ActiveState unveiled Get Current, Stay Current (GCSC) – a continuous code refactoring service that deals with breaking changes so enterprises can stay current with the pace of open source.
Lineaje released Open-Source Manager (OSM), a solution to bring transparency to open-source software components in applications and proactively manage and mitigate associated risks.
Synopsys announced the availability of Polaris Assist, an AI-powered application security assistant on the Synopsys Polaris Software Integrity Platform®.

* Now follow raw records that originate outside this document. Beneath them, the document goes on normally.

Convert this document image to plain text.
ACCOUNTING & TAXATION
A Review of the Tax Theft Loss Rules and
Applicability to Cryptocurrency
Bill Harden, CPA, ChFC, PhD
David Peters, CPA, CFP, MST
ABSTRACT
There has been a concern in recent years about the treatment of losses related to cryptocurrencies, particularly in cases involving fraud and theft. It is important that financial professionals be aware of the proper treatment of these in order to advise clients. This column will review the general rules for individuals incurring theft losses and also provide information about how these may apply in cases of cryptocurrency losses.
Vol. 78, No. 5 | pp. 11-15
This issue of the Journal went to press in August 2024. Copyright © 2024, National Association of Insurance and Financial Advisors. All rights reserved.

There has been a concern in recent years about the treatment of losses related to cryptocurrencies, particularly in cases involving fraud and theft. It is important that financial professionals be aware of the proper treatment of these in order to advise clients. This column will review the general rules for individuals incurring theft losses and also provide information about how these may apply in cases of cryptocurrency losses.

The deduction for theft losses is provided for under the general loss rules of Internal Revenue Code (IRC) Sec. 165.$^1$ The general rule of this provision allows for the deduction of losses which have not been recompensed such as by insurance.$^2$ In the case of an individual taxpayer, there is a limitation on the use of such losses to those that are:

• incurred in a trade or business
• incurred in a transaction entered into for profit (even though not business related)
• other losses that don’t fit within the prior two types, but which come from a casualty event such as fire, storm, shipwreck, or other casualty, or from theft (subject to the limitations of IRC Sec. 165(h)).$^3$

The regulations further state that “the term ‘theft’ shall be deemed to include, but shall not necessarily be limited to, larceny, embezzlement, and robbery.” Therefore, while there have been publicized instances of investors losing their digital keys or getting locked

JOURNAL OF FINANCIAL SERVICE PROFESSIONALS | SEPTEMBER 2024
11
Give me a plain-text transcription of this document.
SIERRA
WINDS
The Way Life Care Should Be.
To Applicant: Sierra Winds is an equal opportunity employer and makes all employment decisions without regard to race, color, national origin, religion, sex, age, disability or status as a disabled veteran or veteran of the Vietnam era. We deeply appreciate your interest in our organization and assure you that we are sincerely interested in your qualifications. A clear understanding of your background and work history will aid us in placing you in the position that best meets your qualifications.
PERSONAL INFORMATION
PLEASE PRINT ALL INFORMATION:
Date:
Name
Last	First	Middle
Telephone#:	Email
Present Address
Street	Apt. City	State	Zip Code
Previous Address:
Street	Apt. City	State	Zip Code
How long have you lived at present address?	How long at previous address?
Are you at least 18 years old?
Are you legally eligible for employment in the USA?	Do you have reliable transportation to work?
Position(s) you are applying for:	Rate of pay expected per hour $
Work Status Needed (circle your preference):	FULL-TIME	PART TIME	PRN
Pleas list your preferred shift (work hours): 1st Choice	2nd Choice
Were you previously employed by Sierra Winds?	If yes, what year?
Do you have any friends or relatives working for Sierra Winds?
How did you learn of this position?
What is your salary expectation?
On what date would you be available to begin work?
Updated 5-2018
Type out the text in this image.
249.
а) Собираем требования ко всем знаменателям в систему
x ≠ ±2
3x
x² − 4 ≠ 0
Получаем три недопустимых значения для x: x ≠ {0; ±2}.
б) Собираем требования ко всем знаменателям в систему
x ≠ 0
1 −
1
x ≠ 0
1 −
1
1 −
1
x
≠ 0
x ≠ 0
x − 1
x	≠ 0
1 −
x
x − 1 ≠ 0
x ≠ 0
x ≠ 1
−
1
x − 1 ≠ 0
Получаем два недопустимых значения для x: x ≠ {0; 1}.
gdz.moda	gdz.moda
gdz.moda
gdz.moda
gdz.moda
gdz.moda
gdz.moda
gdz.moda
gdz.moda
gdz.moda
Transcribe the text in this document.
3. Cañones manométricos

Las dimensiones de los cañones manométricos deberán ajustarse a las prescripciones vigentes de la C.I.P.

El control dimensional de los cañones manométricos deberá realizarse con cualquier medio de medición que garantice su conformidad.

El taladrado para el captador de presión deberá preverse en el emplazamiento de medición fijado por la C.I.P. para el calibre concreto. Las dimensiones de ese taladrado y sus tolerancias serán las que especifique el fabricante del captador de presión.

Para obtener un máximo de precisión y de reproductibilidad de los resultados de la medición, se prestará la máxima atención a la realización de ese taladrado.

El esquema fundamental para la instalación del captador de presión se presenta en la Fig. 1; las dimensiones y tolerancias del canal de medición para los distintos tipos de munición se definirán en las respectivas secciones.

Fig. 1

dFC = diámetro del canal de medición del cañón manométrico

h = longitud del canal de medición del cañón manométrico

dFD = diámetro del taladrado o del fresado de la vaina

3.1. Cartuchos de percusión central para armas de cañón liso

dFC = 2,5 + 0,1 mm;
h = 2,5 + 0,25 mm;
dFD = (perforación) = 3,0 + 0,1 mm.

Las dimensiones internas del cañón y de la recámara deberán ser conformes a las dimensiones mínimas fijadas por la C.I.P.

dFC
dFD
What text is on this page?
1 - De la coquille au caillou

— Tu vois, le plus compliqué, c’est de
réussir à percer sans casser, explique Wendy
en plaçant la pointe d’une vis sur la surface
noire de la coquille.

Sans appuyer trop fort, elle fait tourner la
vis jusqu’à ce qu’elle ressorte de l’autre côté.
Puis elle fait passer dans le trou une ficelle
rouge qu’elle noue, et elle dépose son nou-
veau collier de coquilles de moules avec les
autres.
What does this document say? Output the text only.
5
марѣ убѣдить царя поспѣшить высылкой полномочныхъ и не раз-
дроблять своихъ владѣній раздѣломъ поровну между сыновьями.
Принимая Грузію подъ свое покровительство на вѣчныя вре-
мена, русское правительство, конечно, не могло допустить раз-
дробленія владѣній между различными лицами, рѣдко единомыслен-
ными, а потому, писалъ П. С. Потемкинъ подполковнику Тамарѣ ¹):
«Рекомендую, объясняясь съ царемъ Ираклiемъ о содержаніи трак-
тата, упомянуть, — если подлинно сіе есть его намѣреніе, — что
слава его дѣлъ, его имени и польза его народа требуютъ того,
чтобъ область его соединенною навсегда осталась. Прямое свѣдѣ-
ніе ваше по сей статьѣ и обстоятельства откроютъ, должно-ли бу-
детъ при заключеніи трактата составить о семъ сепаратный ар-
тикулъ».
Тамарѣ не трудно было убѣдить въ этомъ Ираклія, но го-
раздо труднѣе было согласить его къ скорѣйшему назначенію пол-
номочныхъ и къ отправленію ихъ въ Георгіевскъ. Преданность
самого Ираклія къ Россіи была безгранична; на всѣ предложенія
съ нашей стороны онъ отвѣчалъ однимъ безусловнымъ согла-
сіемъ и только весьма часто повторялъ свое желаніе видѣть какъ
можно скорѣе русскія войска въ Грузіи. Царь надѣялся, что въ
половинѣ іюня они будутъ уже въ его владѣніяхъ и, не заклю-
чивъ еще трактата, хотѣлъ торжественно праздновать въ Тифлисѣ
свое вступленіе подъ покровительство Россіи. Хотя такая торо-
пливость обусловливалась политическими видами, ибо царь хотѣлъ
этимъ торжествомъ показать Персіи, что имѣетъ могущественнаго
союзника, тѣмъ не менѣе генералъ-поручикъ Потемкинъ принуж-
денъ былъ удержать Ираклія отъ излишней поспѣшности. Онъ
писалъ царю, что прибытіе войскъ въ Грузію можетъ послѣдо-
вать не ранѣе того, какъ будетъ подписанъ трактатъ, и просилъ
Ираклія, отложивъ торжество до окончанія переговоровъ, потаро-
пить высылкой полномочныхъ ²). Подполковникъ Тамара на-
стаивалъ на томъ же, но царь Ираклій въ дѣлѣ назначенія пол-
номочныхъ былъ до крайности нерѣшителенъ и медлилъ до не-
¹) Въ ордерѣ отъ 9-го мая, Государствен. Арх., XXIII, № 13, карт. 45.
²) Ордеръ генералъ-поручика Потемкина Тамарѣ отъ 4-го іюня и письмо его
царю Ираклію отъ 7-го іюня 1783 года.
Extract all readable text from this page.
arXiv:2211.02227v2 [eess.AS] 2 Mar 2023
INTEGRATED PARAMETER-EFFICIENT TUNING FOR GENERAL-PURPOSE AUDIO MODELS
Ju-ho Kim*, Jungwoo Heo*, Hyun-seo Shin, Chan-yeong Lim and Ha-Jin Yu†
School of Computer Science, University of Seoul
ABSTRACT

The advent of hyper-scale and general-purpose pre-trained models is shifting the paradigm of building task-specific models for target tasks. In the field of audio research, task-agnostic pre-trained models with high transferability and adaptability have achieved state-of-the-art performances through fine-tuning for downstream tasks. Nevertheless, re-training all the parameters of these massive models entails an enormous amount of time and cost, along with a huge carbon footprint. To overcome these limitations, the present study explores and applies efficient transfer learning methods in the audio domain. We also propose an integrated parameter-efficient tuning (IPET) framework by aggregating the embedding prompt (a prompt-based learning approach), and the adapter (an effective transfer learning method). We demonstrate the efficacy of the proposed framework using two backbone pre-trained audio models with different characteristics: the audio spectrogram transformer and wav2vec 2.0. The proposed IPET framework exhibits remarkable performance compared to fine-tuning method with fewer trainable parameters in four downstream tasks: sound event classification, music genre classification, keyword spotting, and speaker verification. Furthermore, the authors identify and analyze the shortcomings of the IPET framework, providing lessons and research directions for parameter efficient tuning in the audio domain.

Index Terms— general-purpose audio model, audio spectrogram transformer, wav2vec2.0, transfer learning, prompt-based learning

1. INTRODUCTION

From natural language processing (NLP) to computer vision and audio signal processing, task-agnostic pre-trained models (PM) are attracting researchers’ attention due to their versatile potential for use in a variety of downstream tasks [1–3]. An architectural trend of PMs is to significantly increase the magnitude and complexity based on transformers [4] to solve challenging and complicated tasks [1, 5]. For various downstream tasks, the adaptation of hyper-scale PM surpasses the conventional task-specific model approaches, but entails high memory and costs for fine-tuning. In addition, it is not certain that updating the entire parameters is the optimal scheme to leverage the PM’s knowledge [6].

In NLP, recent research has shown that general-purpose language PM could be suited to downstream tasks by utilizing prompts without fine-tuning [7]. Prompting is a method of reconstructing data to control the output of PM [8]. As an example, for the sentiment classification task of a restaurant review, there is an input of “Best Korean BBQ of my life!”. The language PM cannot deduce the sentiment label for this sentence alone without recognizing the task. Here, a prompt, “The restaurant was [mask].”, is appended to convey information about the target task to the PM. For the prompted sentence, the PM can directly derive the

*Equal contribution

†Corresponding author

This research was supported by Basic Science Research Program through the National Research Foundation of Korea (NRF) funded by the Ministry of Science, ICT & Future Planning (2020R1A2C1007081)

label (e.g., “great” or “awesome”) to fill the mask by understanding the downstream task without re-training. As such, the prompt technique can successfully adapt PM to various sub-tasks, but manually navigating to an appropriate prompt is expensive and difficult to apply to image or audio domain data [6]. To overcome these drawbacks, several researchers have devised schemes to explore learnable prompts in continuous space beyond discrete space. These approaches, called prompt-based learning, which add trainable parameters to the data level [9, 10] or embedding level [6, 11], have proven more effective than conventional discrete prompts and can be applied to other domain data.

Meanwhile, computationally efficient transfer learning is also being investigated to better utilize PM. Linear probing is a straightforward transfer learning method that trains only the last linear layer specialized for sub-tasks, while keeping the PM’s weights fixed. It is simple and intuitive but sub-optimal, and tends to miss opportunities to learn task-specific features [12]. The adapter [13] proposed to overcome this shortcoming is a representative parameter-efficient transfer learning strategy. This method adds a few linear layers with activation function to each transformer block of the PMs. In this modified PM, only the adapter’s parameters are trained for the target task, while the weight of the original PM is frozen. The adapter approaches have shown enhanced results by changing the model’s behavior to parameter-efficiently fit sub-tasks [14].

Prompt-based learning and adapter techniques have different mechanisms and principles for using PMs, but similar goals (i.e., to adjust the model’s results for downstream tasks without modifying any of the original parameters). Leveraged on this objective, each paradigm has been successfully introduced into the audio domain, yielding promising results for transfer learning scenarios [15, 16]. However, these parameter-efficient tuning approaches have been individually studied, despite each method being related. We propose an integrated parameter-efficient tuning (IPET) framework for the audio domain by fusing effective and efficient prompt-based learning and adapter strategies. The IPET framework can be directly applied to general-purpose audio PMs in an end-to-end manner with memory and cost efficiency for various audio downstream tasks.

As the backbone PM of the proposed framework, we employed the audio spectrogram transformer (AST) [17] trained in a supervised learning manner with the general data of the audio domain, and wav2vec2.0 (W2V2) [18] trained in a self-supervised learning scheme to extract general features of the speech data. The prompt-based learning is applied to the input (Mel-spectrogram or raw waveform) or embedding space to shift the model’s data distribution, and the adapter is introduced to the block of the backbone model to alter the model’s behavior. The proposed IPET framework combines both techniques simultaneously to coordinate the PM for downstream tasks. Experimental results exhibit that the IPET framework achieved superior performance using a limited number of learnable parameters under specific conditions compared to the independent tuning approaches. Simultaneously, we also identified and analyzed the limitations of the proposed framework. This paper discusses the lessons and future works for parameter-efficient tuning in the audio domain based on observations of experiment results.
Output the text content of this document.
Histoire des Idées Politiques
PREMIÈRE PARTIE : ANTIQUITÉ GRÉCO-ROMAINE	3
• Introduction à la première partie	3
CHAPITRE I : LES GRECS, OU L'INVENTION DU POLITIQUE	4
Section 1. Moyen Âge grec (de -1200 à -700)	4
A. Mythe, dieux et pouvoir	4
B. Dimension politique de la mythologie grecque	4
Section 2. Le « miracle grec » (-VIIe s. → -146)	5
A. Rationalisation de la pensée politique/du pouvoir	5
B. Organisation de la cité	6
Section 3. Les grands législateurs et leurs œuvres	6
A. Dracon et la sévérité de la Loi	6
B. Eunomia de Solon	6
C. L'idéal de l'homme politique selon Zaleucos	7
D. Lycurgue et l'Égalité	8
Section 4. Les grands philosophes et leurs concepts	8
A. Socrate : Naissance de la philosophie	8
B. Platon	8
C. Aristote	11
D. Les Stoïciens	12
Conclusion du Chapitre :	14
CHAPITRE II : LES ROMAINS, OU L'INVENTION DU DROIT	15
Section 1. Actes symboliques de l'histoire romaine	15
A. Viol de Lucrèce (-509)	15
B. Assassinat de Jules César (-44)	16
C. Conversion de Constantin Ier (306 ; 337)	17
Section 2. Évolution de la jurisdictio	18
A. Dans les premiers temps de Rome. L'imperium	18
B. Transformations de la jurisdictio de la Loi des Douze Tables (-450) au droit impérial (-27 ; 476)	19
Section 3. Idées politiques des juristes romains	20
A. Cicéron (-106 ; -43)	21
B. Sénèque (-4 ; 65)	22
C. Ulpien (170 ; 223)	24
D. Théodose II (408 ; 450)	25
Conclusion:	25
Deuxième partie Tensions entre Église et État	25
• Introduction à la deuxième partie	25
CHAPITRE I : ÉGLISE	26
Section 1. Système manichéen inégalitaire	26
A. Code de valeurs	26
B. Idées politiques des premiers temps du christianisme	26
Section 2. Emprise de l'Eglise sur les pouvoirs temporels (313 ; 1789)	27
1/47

Backslash Security announced the findings of its GPT-4 developer simulation exercise, designed and conducted by the Backslash Research Team, to identify security issues associated with LLM-generated code. The Backslash platform offers several core capabilities that address growing security concerns around AI-generated code, including open source code reachability analysis and phantom package visibility capabilities.
Azul announced that Azul Intelligence Cloud, Azul’s cloud analytics solution -- which provides actionable intelligence from production Java runtime data to dramatically boost developer productivity -- now supports Oracle JDK and any OpenJDK-based JVM (Java Virtual Machine) from any vendor or distribution.
F5 announced new security offerings: F5 Distributed Cloud Services Web Application Scanning, BIG-IP Next Web Application Firewall (WAF), and NGINX App Protect for open source deployments.
Code Intelligence announced a new feature to CI Sense, a scalable fuzzing platform for continuous testing.
WSO2 is adding new capabilities for WSO2 API Manager, WSO2 API Platform for Kubernetes (WSO2 APK), and WSO2 Micro Integrator.
OpenText™ announced a solution to long-standing open source intake challenges, OpenText Debricked Open Source Select.
ThreatX has extended its Runtime API and Application Protection (RAAP) offering to provide always-active API security from development to runtime, spanning vulnerability detection at Dev phase to protection at SecOps phase of the software lifecycle.
Canonical announced the release of Ubuntu 24.04 LTS, codenamed “Noble Numbat.”
JFrog announced a new machine learning (ML) lifecycle integration between JFrog Artifactory and MLflow, an open source software platform originally developed by Databricks.
Copado announced the general availability of Test Copilot, the AI-powered test creation assistant.